At this point of my life, I have no remorse for the things I wrote in this blog. I used to get fidgety thinking about the judgement of others towards me.
Nowadays, I no longer think about what others opinion. I know who I am and I take full responsibility for my action.
So if people can't handle my quirkiness, I take it that its their problem with me, not the other way around.
Hence, I write as if I am writing to you only Sarah.
There are others who follow this blog who might like what I have to say. So far it works fine. What I am concern with are the vital few, not the trivial many.
Having said that, I don't really think much about what I wrote. They are snapshots of my thought as I was passing through time.
As it is, I am living in the present. As much as I look forward to a glorious future, the power of dream is in the now. Without today there is no tomorrow. Hence I don't think much about what tomorrow might brings. If it is meant to be it will happen. If not, I'm not gonna let go of today for a promise of a better tomorrow.
Today is yesterday's tomorrow. Hence I live one day at a time. Of course there is a backdrop, the horizon yonder. That however is just to set the course forward. The house in Medina is nice but I like where I am now.
I like my CCC and my10 km radius.
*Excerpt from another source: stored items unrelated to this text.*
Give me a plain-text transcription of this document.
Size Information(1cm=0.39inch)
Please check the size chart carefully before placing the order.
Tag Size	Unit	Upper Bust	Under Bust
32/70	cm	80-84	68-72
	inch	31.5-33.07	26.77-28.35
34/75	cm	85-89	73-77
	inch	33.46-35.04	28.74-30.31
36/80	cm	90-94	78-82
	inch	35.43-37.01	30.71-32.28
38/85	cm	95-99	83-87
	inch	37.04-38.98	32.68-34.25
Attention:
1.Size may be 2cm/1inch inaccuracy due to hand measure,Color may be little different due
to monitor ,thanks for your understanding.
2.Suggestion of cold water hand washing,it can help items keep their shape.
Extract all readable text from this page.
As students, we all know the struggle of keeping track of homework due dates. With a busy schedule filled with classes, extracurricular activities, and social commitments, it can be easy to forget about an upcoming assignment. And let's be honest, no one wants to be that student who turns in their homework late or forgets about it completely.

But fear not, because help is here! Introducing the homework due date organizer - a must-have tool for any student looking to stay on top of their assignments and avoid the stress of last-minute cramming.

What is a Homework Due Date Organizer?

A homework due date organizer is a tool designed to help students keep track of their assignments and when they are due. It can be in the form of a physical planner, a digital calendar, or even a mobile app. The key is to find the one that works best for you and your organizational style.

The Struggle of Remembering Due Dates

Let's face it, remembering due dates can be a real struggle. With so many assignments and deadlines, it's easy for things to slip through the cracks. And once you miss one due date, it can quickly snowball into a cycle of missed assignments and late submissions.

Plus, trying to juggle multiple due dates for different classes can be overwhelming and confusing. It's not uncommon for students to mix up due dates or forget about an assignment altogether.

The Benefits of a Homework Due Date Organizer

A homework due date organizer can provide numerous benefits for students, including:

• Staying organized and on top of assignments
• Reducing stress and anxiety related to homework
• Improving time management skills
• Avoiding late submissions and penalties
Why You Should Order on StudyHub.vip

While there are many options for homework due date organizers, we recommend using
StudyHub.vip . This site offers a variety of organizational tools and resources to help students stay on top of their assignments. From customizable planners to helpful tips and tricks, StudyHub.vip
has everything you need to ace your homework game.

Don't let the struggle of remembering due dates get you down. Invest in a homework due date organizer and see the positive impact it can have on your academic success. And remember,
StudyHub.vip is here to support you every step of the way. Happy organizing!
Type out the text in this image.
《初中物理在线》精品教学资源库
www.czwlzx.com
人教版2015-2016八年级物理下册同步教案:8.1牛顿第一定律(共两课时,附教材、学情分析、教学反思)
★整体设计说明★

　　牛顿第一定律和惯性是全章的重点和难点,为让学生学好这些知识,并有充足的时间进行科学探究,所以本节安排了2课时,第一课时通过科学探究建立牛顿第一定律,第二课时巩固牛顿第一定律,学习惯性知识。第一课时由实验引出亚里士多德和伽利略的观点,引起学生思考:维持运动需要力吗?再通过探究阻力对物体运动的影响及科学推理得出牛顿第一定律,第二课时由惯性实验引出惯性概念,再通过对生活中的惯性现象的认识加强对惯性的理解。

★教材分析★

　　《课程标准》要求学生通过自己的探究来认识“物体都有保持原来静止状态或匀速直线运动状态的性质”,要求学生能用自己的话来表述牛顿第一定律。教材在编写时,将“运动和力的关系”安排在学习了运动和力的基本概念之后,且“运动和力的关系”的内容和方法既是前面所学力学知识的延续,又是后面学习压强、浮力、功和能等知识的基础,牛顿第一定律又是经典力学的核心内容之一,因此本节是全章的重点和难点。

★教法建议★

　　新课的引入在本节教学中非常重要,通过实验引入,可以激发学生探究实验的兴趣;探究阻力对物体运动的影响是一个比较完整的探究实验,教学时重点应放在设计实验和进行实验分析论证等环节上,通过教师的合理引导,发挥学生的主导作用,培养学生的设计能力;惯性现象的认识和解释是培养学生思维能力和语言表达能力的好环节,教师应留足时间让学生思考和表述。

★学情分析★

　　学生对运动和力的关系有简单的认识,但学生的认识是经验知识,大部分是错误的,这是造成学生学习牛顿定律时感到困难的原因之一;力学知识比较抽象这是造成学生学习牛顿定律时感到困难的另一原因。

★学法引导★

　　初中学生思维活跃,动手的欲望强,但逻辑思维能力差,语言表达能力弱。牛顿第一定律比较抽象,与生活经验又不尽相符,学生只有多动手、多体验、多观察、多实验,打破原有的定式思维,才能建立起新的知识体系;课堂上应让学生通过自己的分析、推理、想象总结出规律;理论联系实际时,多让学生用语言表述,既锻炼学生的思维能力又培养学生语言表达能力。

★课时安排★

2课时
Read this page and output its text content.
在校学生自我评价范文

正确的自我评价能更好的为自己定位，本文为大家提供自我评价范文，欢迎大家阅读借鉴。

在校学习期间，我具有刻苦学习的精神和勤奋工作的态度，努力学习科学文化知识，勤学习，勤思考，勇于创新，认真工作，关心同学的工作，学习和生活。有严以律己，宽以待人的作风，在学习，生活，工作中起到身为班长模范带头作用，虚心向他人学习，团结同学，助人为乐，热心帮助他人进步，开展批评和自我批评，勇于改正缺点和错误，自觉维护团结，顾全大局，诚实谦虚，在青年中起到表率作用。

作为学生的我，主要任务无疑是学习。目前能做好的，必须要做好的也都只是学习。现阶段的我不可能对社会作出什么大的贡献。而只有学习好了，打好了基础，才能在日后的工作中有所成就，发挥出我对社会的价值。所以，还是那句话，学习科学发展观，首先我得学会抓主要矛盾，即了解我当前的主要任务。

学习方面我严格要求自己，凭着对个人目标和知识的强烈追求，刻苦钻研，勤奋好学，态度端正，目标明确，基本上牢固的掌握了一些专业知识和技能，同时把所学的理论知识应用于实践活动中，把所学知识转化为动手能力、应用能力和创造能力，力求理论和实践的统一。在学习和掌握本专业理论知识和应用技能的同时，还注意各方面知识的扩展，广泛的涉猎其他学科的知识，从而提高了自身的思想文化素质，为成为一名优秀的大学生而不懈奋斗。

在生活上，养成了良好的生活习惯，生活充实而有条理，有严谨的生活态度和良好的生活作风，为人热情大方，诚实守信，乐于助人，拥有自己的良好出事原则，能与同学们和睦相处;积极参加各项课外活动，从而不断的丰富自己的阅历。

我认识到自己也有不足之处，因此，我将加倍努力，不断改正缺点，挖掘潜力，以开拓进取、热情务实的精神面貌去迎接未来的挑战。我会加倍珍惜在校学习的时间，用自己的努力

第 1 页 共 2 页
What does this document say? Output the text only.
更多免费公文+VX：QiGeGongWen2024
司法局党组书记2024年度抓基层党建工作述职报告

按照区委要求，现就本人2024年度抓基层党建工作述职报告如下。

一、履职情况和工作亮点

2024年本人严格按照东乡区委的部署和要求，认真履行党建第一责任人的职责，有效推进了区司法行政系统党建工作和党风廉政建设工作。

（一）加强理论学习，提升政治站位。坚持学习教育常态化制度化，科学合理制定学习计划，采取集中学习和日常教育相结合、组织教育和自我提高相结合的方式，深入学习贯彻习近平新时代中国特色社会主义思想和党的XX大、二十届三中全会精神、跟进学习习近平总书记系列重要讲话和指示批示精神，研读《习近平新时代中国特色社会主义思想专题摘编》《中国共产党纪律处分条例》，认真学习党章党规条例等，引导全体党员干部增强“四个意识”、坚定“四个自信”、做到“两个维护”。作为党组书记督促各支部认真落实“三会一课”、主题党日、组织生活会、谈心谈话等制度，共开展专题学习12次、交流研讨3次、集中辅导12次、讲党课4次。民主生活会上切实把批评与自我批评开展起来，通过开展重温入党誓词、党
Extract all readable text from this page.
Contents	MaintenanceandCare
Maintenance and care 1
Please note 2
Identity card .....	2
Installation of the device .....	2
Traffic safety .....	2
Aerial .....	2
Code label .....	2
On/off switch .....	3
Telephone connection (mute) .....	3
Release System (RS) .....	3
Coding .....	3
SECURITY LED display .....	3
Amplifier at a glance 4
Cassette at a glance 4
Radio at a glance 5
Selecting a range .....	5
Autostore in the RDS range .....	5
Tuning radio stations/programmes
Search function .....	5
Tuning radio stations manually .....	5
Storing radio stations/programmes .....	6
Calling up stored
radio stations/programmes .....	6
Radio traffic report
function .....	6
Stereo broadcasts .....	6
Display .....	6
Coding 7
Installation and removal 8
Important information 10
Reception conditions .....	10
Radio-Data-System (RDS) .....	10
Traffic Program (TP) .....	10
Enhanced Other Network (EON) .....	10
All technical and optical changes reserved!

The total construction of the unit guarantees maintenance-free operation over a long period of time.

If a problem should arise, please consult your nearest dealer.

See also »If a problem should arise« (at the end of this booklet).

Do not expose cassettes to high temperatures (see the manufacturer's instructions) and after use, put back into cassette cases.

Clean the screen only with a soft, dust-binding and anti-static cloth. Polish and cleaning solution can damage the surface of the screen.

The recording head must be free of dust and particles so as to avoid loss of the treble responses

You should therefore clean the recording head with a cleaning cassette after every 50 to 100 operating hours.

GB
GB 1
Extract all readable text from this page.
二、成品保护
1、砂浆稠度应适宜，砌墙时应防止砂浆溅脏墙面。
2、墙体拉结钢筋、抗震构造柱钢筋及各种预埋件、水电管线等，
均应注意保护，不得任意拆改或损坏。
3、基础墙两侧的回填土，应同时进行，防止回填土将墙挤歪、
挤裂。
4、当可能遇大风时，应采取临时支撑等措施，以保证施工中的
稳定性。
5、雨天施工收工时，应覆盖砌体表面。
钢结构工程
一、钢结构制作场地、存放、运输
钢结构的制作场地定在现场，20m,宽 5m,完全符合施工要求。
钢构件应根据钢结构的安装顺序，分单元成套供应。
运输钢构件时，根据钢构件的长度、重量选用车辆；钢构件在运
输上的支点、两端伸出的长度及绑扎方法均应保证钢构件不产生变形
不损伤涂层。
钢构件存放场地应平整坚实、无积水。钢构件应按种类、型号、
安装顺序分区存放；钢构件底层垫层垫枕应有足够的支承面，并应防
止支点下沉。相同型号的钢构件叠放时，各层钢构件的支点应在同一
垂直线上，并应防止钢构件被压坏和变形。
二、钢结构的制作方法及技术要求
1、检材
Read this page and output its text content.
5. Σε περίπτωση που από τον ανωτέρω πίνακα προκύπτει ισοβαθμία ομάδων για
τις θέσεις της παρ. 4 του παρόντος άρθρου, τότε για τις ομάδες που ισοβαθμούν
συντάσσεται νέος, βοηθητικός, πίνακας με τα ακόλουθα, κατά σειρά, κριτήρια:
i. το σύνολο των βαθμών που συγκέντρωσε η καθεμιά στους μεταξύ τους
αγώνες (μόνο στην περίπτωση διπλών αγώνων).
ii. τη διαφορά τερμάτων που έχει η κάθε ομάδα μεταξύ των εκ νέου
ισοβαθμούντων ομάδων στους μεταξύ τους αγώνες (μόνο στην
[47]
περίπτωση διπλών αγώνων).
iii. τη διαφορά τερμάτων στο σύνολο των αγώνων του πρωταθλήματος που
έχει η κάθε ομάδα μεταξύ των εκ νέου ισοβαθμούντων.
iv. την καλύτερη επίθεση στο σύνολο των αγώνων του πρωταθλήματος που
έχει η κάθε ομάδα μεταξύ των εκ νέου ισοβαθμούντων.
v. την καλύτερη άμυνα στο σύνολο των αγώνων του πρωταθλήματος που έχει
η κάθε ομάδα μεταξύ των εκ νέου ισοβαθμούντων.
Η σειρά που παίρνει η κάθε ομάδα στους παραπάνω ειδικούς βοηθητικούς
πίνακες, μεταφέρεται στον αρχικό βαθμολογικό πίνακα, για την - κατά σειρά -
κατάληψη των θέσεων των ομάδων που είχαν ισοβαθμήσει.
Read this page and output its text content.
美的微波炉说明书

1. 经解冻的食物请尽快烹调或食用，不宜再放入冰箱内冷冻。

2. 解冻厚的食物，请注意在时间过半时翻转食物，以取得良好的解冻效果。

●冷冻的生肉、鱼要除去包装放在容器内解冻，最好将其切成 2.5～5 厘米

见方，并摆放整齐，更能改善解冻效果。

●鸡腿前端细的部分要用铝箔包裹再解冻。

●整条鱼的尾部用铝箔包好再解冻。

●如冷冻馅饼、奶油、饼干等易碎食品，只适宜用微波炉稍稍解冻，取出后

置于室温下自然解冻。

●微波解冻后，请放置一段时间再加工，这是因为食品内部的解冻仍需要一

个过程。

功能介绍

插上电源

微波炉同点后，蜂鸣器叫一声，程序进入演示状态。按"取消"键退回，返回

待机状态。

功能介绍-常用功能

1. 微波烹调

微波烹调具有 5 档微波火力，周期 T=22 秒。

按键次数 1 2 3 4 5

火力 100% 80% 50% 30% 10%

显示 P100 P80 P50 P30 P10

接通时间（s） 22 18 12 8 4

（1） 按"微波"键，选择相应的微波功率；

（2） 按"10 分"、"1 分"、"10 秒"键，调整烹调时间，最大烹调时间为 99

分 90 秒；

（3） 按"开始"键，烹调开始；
I like the food that I eat and the clothes that I wear. On top of that I like my collection of watches.
If that is the case, why think too far ahead? Well Sarah, my darling. All those visions is to propel me forward. However the propulsion is none other than the little things that I mind on daily basis. These are the things that give me meaning to my life.
I can talk about going to the stars. However the things that matters are those that I do to fill my days.
Back to being a small thinker. Back to being microscopic. Although I have my head in the clouds, my feet are firmly rooted to the ground.